Y lo mismo hará San Juan: “Hemos visto su gloria, la gloria que corresponde al Hijo unigénito del Padre”.
El Tabor quita, pues, el escándalo de la Cruz y del Calvario…
La Transfiguración nos dice que Aquel a quien seguimos con lágrimas en todas las dolorosas fases de la Pasión es verdaderamente, por su naturaleza, consustancial a Dios su Padre, coronado de gloria y de honra, Rey de los cielos, alegría de los Ángeles, el Juez soberano, que volverá un día, en toda la gloria de su majestad, para juzgar a todos los hombres…

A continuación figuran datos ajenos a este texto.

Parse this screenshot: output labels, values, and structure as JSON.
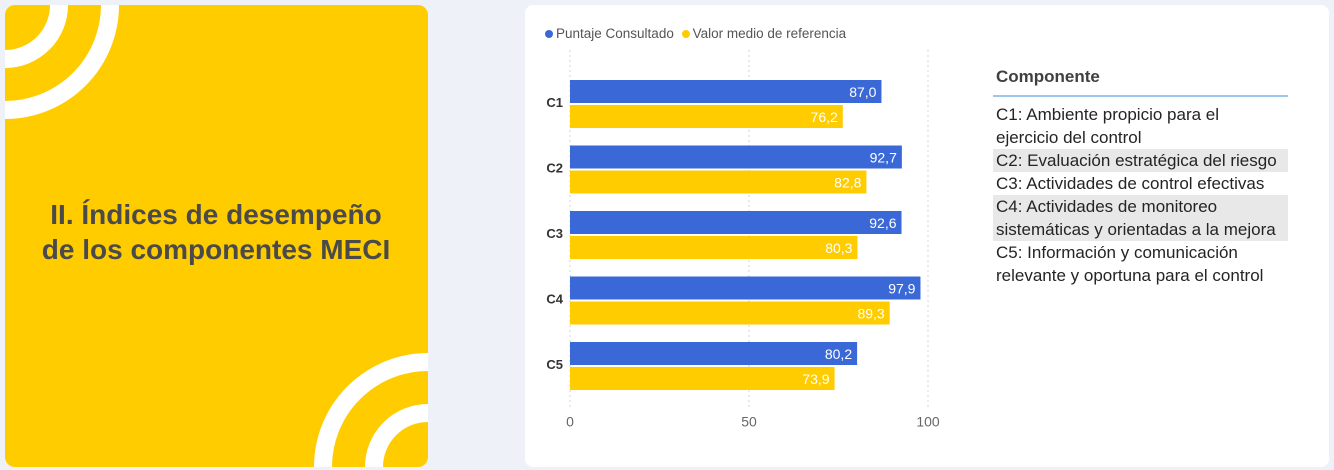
{
  "section": {
    "title_line1": "II. Índices de desempeño",
    "title_line2": "de los componentes MECI"
  },
  "colors": {
    "panel_yellow": "#ffcc00",
    "series_blue": "#3a68d6",
    "series_yellow": "#ffcc00"
  },
  "chart_data": {
    "type": "bar",
    "orientation": "horizontal",
    "categories": [
      "C1",
      "C2",
      "C3",
      "C4",
      "C5"
    ],
    "series": [
      {
        "name": "Puntaje Consultado",
        "color": "#3a68d6",
        "values": [
          87.0,
          92.7,
          92.6,
          97.9,
          80.2
        ],
        "labels": [
          "87,0",
          "92,7",
          "92,6",
          "97,9",
          "80,2"
        ]
      },
      {
        "name": "Valor medio de referencia",
        "color": "#ffcc00",
        "values": [
          76.2,
          82.8,
          80.3,
          89.3,
          73.9
        ],
        "labels": [
          "76,2",
          "82,8",
          "80,3",
          "89,3",
          "73,9"
        ]
      }
    ],
    "xlim": [
      0,
      100
    ],
    "xticks": [
      0,
      50,
      100
    ],
    "xtick_labels": [
      "0",
      "50",
      "100"
    ],
    "grid": true,
    "legend_position": "top-left"
  },
  "table": {
    "header": "Componente",
    "rows": [
      "C1: Ambiente propicio para el ejercicio del control",
      "C2: Evaluación estratégica del riesgo",
      "C3: Actividades de control efectivas",
      "C4: Actividades de monitoreo sistemáticas y orientadas a la mejora",
      "C5: Información y comunicación relevante y oportuna para el control"
    ]
  }
}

¡Qué sentimientos de fe y de amor debe suscitar en nosotros este relato, el recuerdo de la Transfiguración de nuestro divino Jesús!…
La Transfiguración es, pues, un acicate capaz de suscitar en nosotros mayores sentimientos de fe, de gratitud y de amor, mayor paciencia y generosidad en la aceptación de nuestros sufrimientos y de nuestras pruebas, una firme esperanza del Cielo…

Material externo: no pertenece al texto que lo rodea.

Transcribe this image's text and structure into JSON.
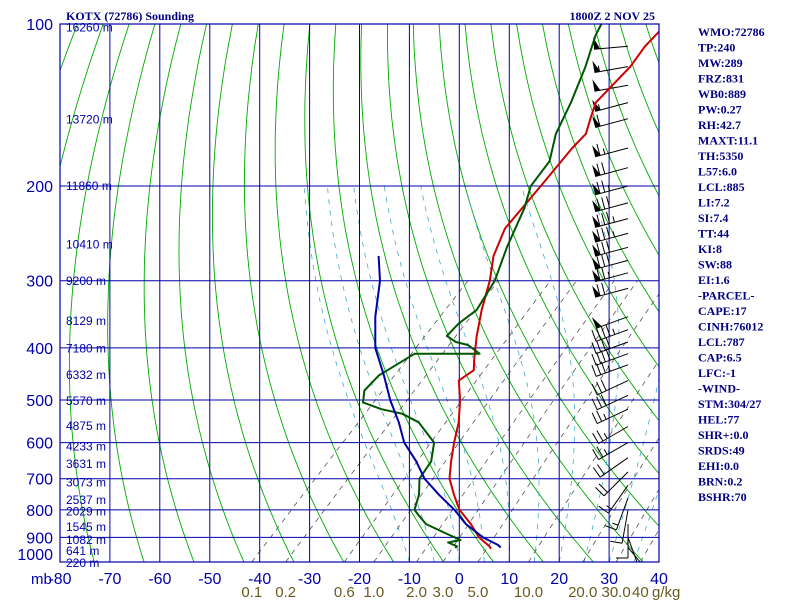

Creer en Jesús, observar su ley, amarlo y sufrir de todo corazón con Él y por Él, este es el camino hacia la perfección, la salvación y la gloria…
Pensemos en todo esto hoy, durante esta Santa Cuaresma y en el curso de nuestra vida; y, con la ayuda de la gracia, trabajemos para llegar a ser cristianos verdaderamente transfigurados; esta transfiguración espiritual será prenda de la transfiguración gloriosa que nos espera en el Cielo, que obtendremos por los méritos de Nuestro Señor.